Theorem 4. A random permutation on n symbols constructs a binary search tree in time O(n log n).
Theorem 4 is proved in Open Data Structures 7. Theorem 3 is proved in [Cormen]. To see an active demonstration of Theorem 3, locate the file LIB/notes_support/mbst_i.x, copy and execute this program on linprog. What you see is a non-stop generation of BSTs from random permutation input. You can check visually that the height of the BSTs is O(log size).
Corollary. A random permutation on n symbols is sorted by QuickSort in time O(n log n).
We used the term "archetype" above without any precise definition, relying on the context of the examples. The notion can be formalized by defining two binary tree shapes S1 and S2 to be P-equivalent iff a sequence of exchanges of right and left subtrees at any node transforms t1 to t2. For example:
* * * * --> * * * * * *
by exchanging the left/right subtrees of the root, and
* * * * * * --> * * --> * * --> * * * * * * * * * *
by exchanging at the node in red.
Theorem 5. P-equivalence is an equivalence relation. Furthermore, any two P-equivalent tree shapes have the same number of permutations mapping to them: if S1 and S2 are P-equivalent them P(S1) = P(S2).

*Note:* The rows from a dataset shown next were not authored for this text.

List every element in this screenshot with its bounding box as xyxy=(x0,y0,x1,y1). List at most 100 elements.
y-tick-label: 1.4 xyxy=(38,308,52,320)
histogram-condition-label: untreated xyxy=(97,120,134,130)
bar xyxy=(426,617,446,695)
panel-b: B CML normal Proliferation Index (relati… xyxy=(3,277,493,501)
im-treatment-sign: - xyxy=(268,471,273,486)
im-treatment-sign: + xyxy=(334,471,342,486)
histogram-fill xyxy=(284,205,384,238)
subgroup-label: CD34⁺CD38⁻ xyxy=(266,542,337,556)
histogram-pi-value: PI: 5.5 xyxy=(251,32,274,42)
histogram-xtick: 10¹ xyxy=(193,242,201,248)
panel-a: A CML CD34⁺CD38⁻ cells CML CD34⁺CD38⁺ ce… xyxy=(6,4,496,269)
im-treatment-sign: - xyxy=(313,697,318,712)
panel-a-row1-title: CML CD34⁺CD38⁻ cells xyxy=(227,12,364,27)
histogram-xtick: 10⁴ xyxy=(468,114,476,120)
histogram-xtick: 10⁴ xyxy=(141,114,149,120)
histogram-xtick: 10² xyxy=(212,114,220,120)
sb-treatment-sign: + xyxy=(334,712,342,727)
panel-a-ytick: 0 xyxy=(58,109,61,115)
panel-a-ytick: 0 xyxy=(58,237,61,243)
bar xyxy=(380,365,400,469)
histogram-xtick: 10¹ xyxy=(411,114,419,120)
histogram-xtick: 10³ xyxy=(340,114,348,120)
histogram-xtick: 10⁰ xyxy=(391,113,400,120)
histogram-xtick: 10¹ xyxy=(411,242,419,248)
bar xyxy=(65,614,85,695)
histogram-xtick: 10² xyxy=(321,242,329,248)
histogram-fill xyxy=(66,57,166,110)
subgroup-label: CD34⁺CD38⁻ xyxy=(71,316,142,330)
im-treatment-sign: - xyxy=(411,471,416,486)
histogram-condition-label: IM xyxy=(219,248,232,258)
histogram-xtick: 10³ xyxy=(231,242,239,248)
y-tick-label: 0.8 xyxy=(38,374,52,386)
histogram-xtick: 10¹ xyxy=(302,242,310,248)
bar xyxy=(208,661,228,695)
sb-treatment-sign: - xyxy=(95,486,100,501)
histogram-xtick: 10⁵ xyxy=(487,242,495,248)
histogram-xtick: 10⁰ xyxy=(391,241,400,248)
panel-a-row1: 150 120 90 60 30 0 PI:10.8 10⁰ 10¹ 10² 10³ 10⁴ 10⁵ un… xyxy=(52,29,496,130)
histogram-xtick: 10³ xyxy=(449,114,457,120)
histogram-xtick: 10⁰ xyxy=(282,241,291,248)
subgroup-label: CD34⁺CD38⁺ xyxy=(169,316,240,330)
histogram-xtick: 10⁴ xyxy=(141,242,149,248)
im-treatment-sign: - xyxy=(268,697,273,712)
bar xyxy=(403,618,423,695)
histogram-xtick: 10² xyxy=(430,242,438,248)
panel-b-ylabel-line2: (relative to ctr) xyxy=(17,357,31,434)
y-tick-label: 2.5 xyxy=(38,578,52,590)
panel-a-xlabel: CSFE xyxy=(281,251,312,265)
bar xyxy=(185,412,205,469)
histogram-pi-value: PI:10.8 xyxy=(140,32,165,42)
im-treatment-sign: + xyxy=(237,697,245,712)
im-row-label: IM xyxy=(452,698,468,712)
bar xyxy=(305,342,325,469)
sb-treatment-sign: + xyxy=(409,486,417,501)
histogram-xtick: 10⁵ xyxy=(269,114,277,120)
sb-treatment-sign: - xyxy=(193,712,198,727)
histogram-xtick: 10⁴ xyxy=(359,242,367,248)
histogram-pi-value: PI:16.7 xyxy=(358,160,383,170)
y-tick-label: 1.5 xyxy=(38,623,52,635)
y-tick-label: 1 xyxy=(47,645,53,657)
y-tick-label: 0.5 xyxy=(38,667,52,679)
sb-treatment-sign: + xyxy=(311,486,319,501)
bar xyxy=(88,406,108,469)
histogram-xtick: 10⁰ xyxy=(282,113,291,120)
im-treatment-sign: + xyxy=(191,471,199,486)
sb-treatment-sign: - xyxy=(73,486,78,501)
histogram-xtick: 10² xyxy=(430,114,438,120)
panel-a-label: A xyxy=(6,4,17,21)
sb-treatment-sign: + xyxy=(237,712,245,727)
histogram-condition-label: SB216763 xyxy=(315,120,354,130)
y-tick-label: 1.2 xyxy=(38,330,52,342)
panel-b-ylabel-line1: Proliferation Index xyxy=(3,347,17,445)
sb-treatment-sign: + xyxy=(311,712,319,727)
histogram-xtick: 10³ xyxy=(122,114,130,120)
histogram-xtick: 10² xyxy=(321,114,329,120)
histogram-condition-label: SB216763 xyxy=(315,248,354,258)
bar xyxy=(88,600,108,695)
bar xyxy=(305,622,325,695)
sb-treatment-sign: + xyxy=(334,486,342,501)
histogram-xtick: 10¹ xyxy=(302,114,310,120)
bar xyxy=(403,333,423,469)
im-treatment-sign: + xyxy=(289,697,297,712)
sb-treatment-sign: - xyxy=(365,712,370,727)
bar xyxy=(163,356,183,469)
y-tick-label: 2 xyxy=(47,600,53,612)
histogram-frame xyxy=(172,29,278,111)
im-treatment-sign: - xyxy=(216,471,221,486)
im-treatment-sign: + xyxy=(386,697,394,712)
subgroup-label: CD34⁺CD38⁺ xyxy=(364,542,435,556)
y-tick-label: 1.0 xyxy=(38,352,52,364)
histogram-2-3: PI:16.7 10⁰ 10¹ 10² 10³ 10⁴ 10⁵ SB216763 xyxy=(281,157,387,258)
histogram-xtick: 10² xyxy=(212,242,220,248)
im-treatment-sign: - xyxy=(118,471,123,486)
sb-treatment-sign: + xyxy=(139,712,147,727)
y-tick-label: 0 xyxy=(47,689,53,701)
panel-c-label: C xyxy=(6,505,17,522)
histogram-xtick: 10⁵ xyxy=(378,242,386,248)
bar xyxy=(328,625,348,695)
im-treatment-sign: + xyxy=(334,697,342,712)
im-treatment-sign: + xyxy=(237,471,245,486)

Proof. The P-equivalence is an equivalence relation is apparent by writing down the definitions of the three required properties reflexive, symmetric, and transitive. For the second part, assume that shape S2 is obtained from S1 by an exchange of left and right subtrees of the root. Note in the formula of Theorem 2,
P(S) = Comb(n-1,k) × P(SL) × P(SR)
if there are k nodes in the left subtree then there are n-k-1 nodes in the right subtree, and Comb(n-1,k) = Comb(n-1,n-k-1) by Eq (6) above, so that
P(S1) = Comb(n-1,k) × P(SL) × P(SR) = Comb(n-1,n-k-1) × P(SR) × P(SL) = P(S2).
Two mathematical induction arguments complete the proof: first prove the case of an exchange at any level in the trees, and then extend the reult for any number of exchanges.
Define a binary tree shape archetype to be any representative of a P-equivalence class.